7. Keep strict confidentiality. Do not discuss the patient's situation with anyone outside the medical staff involved unless the patient consents.
8. Approach the patient without judgment. Your attitude carries therapeutic weight. Shock, horror, disgust, or disbelief have no place here.
9. Use neutral language, never judgmental terms. Judgmental wording shames and re-traumatizes. Say reported, not alleged; declined, not refused; penetration, not intercourse.
10. Keep someone with the patient (friend, neighbor, or staff) while they wait for treatment. A patient with high anxiety needs the physical presence of another person until anxiety drops to a moderate level.
11. Tell the patient they did the right thing to stay alive. Survivors often carry guilt and shame. Reinforcing that they did what they had to do reduces guilt and protects self-esteem.
12. Encourage verbalization. Feeling understood helps the patient feel more in control.
13. Explain the long-term reactions many survivors experience. Anxiety, depression, insomnia, nightmares, phobias, and somatic symptoms are common. Many survivors fear they are going crazy and do not realize this is a process others in their situation have lived through.
14. Explain every procedure before you do it. For example: "I am going to do a vaginal exam and a swab. Have you had a vaginal exam before?" (rectal exam for a male survivor). The patient's anxiety is high, and a matter-of-fact explanation of what you are doing and why reduces fear.
15. Encourage testing and treatment for sexually transmitted infections before discharge.
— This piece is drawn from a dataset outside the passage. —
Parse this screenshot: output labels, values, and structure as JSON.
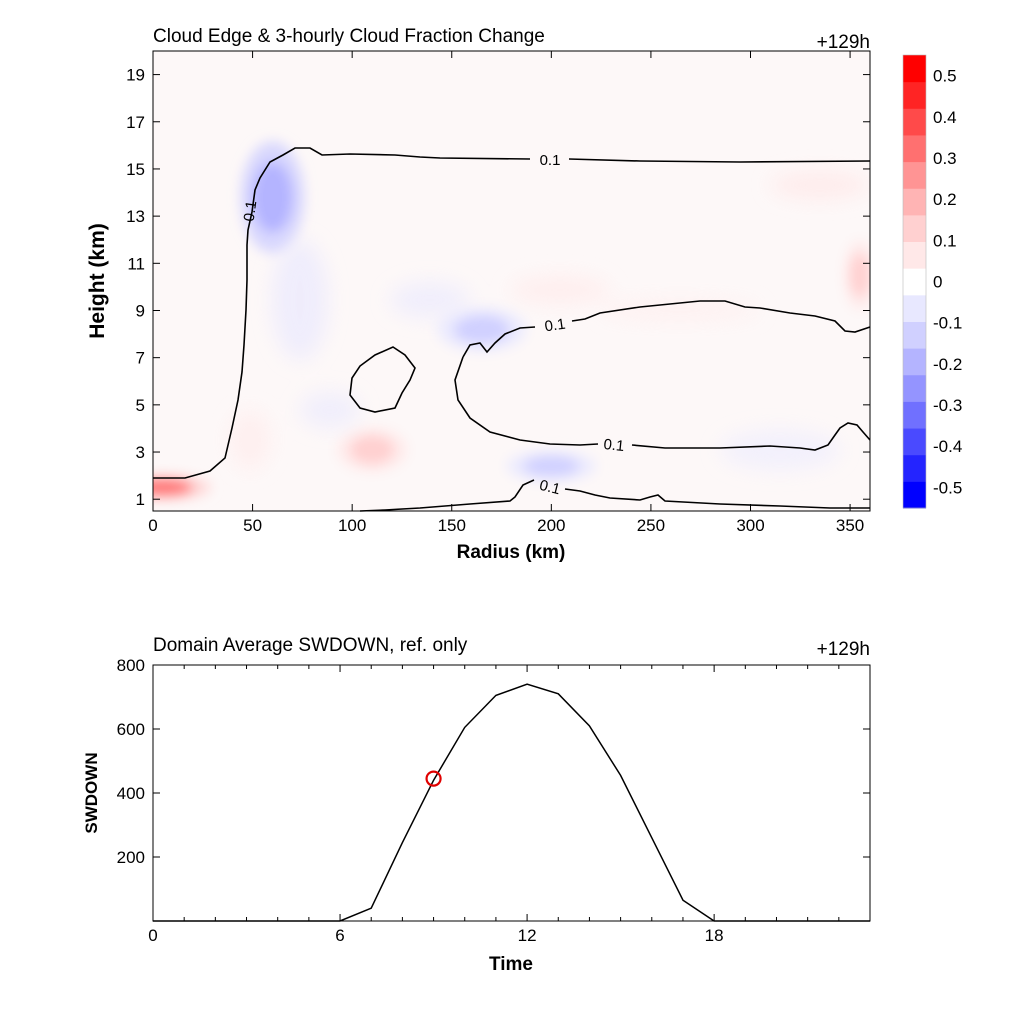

Many survivors are lost to followup after the emergency department or crisis center and will not get protection otherwise.
16. Anticipate prophylaxis against pregnancy, such as norgestrel (Ovral). About 3% to 5% of women who are raped become pregnant.
17. Arrange followup support: crisis counseling, group therapy, individual therapy, a rape crisis center, and a support group. Many survivors carry ongoing emotional distress and trauma. Depression and suicidal ideation are frequent sequelae of rape.